Water and alternative energies will become increasingly important in the year 2030 and beyond. Here, Soldiers from the 1st Armored Division, and local residents, install a solar-powered water filter in Chaka 1, Lutifiyah Nahia, Iraq. (Photo courtesy of the Department of the Army)
Trying to anticipate what the world might be like in 2030 would seem to be in the realm of science fiction writers, but the Army is interested too.
Helping the Army to get a better sight picture on the future are some of the world’s greatest minds, from the academic and scientific communities, as well as the Army and Defense Department. Many of them met here at the Bolger Center for a week of participation in Unified Quest break-out study groups on future trends.
And, incidentally, science fiction writers, many of whom have advanced degrees in science and whose future visions are sometimes on target, were part of the collaboration process of Unified Quest.

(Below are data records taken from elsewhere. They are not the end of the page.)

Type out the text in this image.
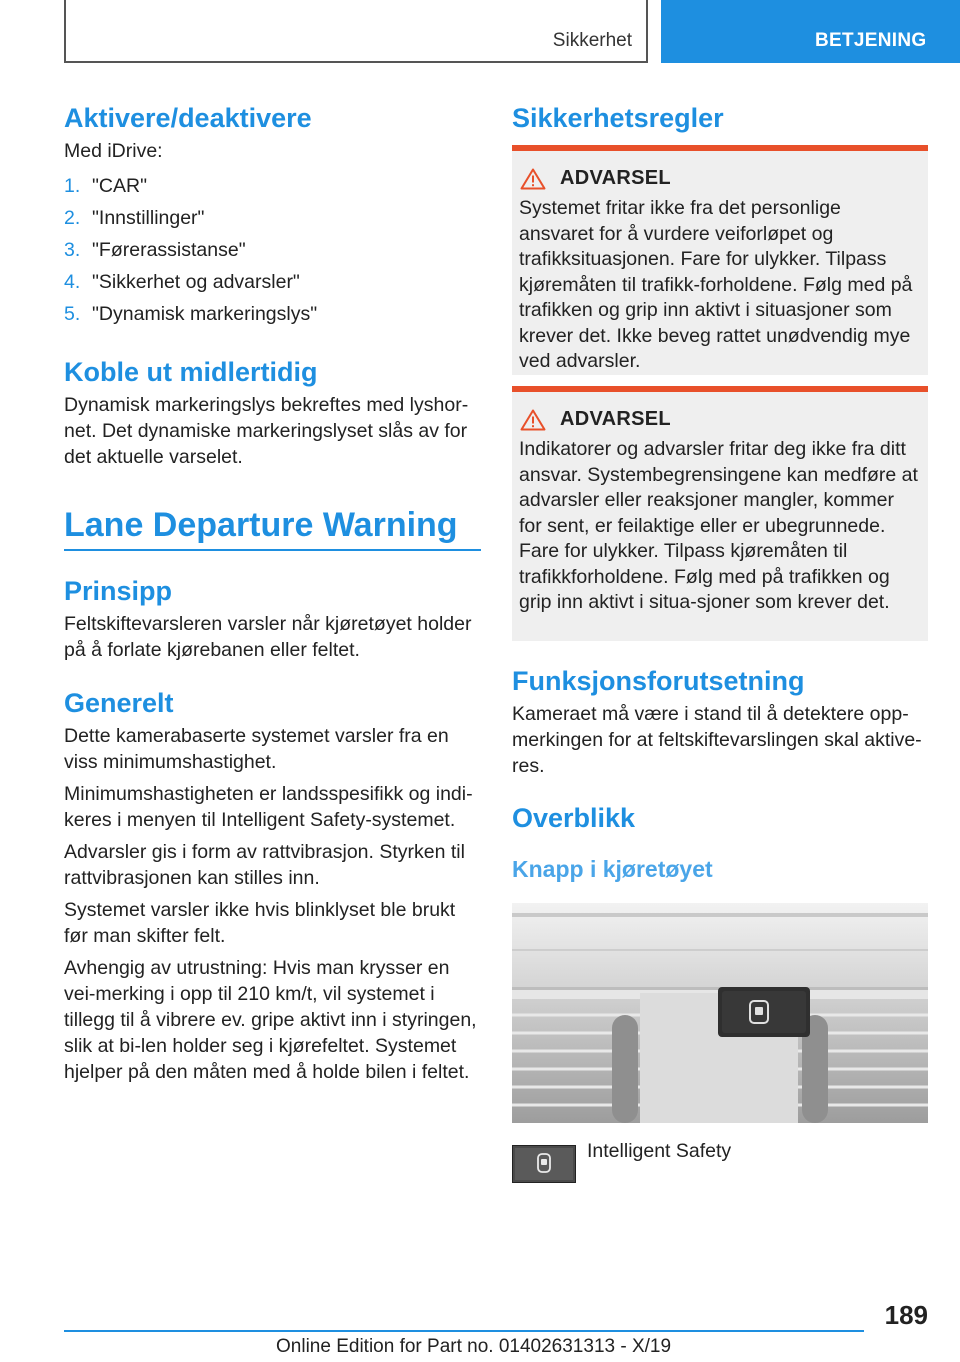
Sikkerhet	BETJENING
Aktivere/deaktivere

Med iDrive:

1. "CAR"
2. "Innstillinger"
3. "Førerassistanse"
4. "Sikkerhet og advarsler"
5. "Dynamisk markeringslys"
Koble ut midlertidig

Dynamisk markeringslys bekreftes med lyshor-net. Det dynamiske markeringslyset slås av for det aktuelle varselet.

Lane Departure Warning
Prinsipp

Feltskiftevarsleren varsler når kjøretøyet holder på å forlate kjørebanen eller feltet.

Generelt

Dette kamerabaserte systemet varsler fra en viss minimumshastighet.

Minimumshastigheten er landsspesifikk og indi-keres i menyen til Intelligent Safety-systemet.

Advarsler gis i form av rattvibrasjon. Styrken til rattvibrasjonen kan stilles inn.

Systemet varsler ikke hvis blinklyset ble brukt før man skifter felt.

Avhengig av utrustning: Hvis man krysser en vei-merking i opp til 210 km/t, vil systemet i tillegg til å vibrere ev. gripe aktivt inn i styringen, slik at bi-len holder seg i kjørefeltet. Systemet hjelper på den måten med å holde bilen i feltet.

Sikkerhetsregler
ADVARSEL

Systemet fritar ikke fra det personlige ansvaret for å vurdere veiforløpet og trafikksituasjonen. Fare for ulykker. Tilpass kjøremåten til trafikk-forholdene. Følg med på trafikken og grip inn aktivt i situasjoner som krever det. Ikke beveg rattet unødvendig mye ved advarsler.

ADVARSEL

Indikatorer og advarsler fritar deg ikke fra ditt ansvar. Systembegrensingene kan medføre at advarsler eller reaksjoner mangler, kommer for sent, er feilaktige eller er ubegrunnede. Fare for ulykker. Tilpass kjøremåten til trafikkforholdene. Følg med på trafikken og grip inn aktivt i situa-sjoner som krever det.

Funksjonsforutsetning

Kameraet må være i stand til å detektere opp-merkingen for at feltskiftevarslingen skal aktive-res.

Overblikk
Knapp i kjøretøyet
Intelligent Safety
189
Online Edition for Part no. 01402631313 - X/19
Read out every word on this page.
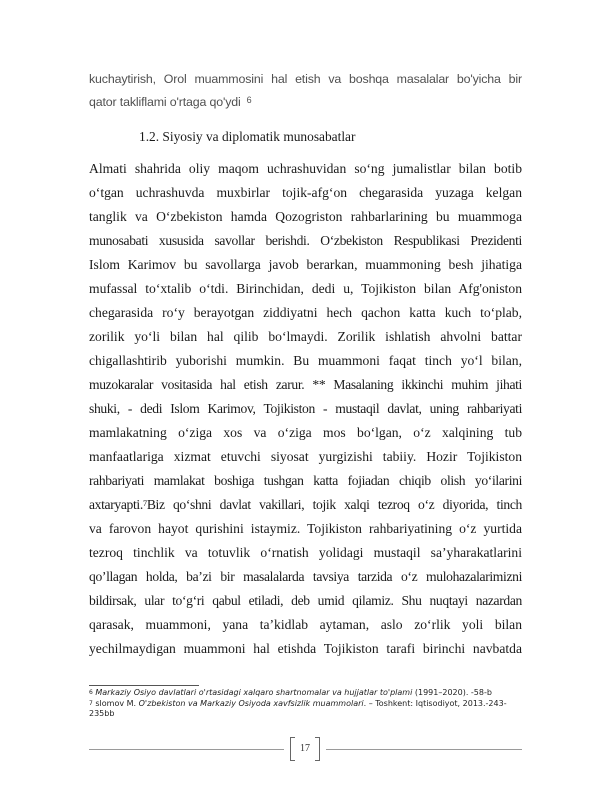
kuchaytirish, Orol muammosini hal etish va boshqa masalalar bo'yicha bir
qator takliflami o'rtaga qo'ydi $^6$
1.2. Siyosiy va diplomatik munosabatlar
Almati shahrida oliy maqom uchrashuvidan so‘ng jumalistlar bilan botib
o‘tgan uchrashuvda muxbirlar tojik-afg‘on chegarasida yuzaga kelgan
tanglik va O‘zbekiston hamda Qozogriston rahbarlarining bu muammoga
munosabati xususida savollar berishdi. O‘zbekiston Respublikasi Prezidenti
Islom Karimov bu savollarga javob berarkan, muammoning besh jihatiga
mufassal to‘xtalib o‘tdi. Birinchidan, dedi u, Tojikiston bilan Afg'oniston
chegarasida ro‘y berayotgan ziddiyatni hech qachon katta kuch to‘plab,
zorilik yo‘li bilan hal qilib bo‘lmaydi. Zorilik ishlatish ahvolni battar
chigallashtirib yuborishi mumkin. Bu muammoni faqat tinch yo‘l bilan,
muzokaralar vositasida hal etish zarur. ** Masalaning ikkinchi muhim jihati
shuki, - dedi Islom Karimov, Tojikiston - mustaqil davlat, uning rahbariyati
mamlakatning o‘ziga xos va o‘ziga mos bo‘lgan, o‘z xalqining tub
manfaatlariga xizmat etuvchi siyosat yurgizishi tabiiy. Hozir Tojikiston
rahbariyati mamlakat boshiga tushgan katta fojiadan chiqib olish yo‘ilarini
axtaryapti.$^7$Biz qo‘shni davlat vakillari, tojik xalqi tezroq o‘z diyorida, tinch
va farovon hayot qurishini istaymiz. Tojikiston rahbariyatining o‘z yurtida
tezroq tinchlik va totuvlik o‘rnatish yolidagi mustaqil sa’yharakatlarini
qo’llagan holda, ba’zi bir masalalarda tavsiya tarzida o‘z mulohazalarimizni
bildirsak, ular to‘g‘ri qabul etiladi, deb umid qilamiz. Shu nuqtayi nazardan
qarasak, muammoni, yana ta’kidlab aytaman, aslo zo‘rlik yoli bilan
yechilmaydigan muammoni hal etishda Tojikiston tarafi birinchi navbatda
$^6$ Markaziy Osiyo davlatlari o'rtasidagi xalqaro shartnomalar va hujjatlar to'plami (1991–2020). -58-b
$^7$ slomov M. O'zbekiston va Markaziy Osiyoda xavfsizlik muammolari. – Toshkent: Iqtisodiyot, 2013.-243-
235bb
17
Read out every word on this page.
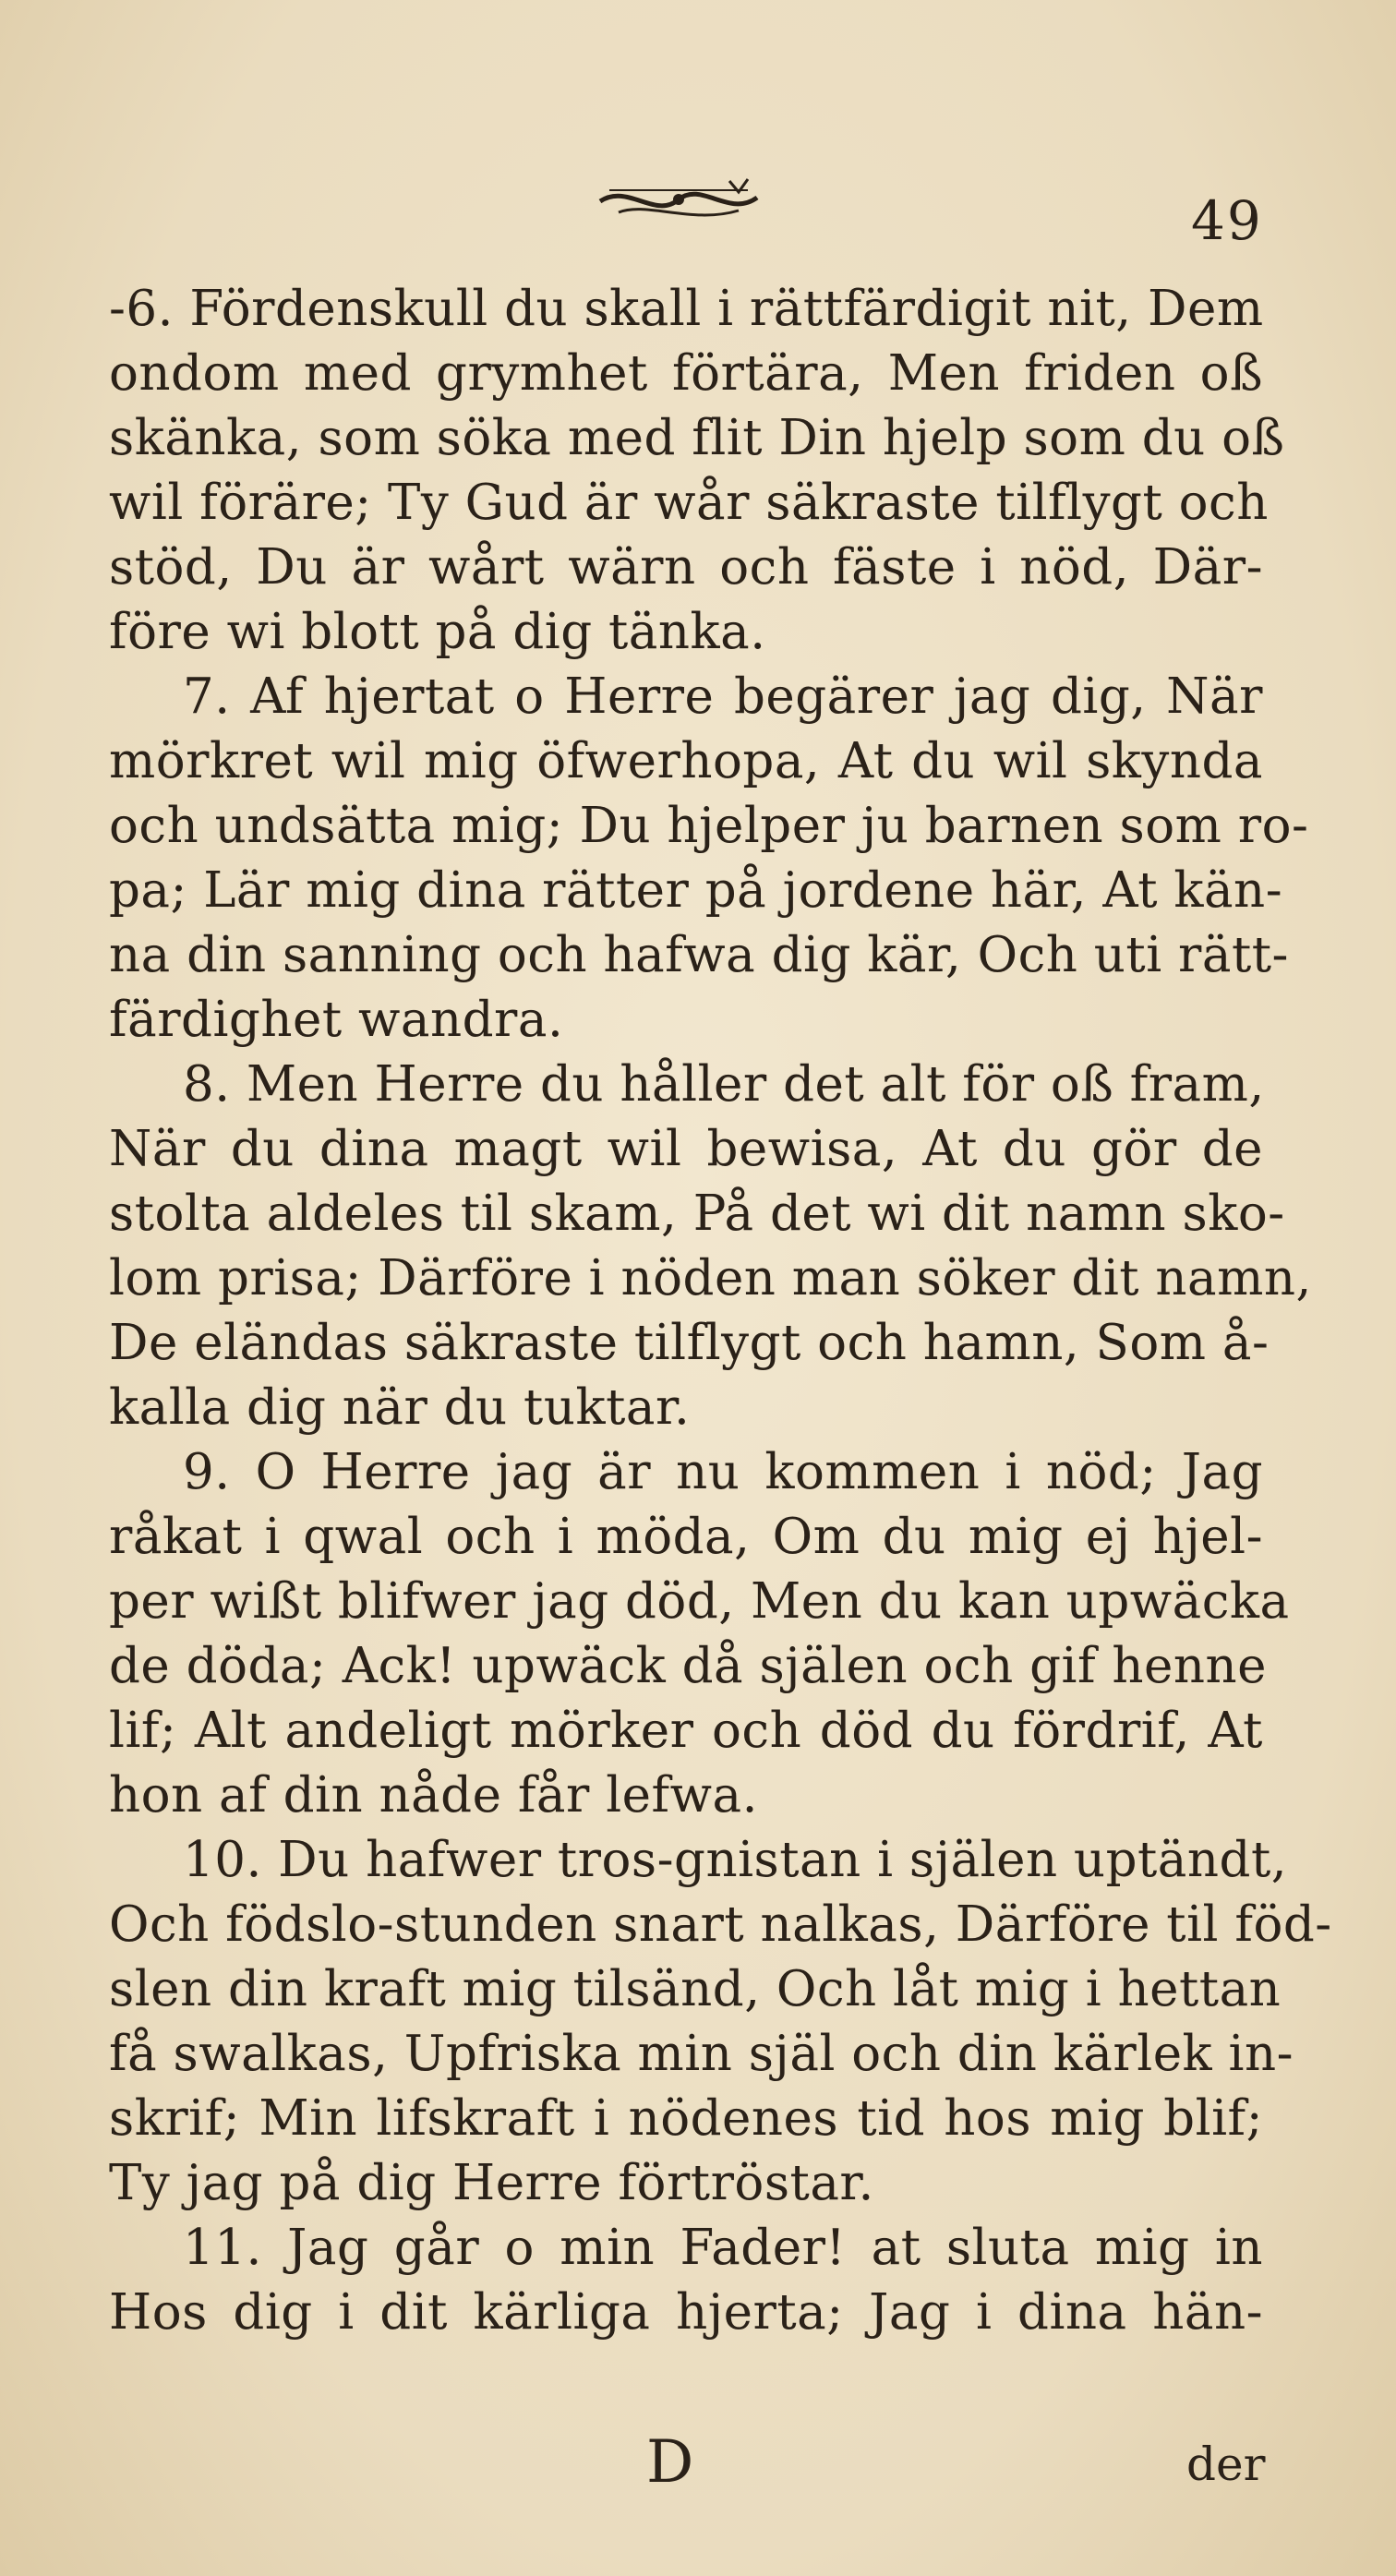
49
-6. Fördenskull du skall i rättfärdigit nit, Dem
ondom med grymhet förtära, Men friden oß
skänka, som söka med flit Din hjelp som du oß
wil föräre; Ty Gud är wår säkraste tilflygt och
stöd, Du är wårt wärn och fäste i nöd, Där-
före wi blott på dig tänka.
7. Af hjertat o Herre begärer jag dig, När
mörkret wil mig öfwerhopa, At du wil skynda
och undsätta mig; Du hjelper ju barnen som ro-
pa; Lär mig dina rätter på jordene här, At kän-
na din sanning och hafwa dig kär, Och uti rätt-
färdighet wandra.
8. Men Herre du håller det alt för oß fram,
När du dina magt wil bewisa, At du gör de
stolta aldeles til skam, På det wi dit namn sko-
lom prisa; Därföre i nöden man söker dit namn,
De eländas säkraste tilflygt och hamn, Som å-
kalla dig när du tuktar.
9. O Herre jag är nu kommen i nöd; Jag
råkat i qwal och i möda, Om du mig ej hjel-
per wißt blifwer jag död, Men du kan upwäcka
de döda; Ack! upwäck då själen och gif henne
lif; Alt andeligt mörker och död du fördrif, At
hon af din nåde får lefwa.
10. Du hafwer tros-gnistan i själen uptändt,
Och födslo-stunden snart nalkas, Därföre til föd-
slen din kraft mig tilsänd, Och låt mig i hettan
få swalkas, Upfriska min själ och din kärlek in-
skrif; Min lifskraft i nödenes tid hos mig blif;
Ty jag på dig Herre förtröstar.
11. Jag går o min Fader! at sluta mig in
Hos dig i dit kärliga hjerta; Jag i dina hän-
D	der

The Army’s senior leaders think it is important for planning purposes to know where the service will be in 2030 and beyond, dates it terms the “deep future.”
The reason deep future is important is because plans often take decades to materialize into reality. First there are discussions and concepts leading to models and simulations; then to live experimentation, aka field exercises, to “battle-test” those plans with real soldiers; and, finally to put it in doctrine, from which real-world decisions are made in manning, materiel, tactics and strategy.
The process is dynamic, meaning these plans and concepts are continually revised based on new technologies and the ever-changing world.
Leading the future planning effort is the U.S. Army Training and Doctrine Command, or TRADOC, the organization which heads the Campaign of Learning, of which Unified Quest 2013, the deep future study portion, is part.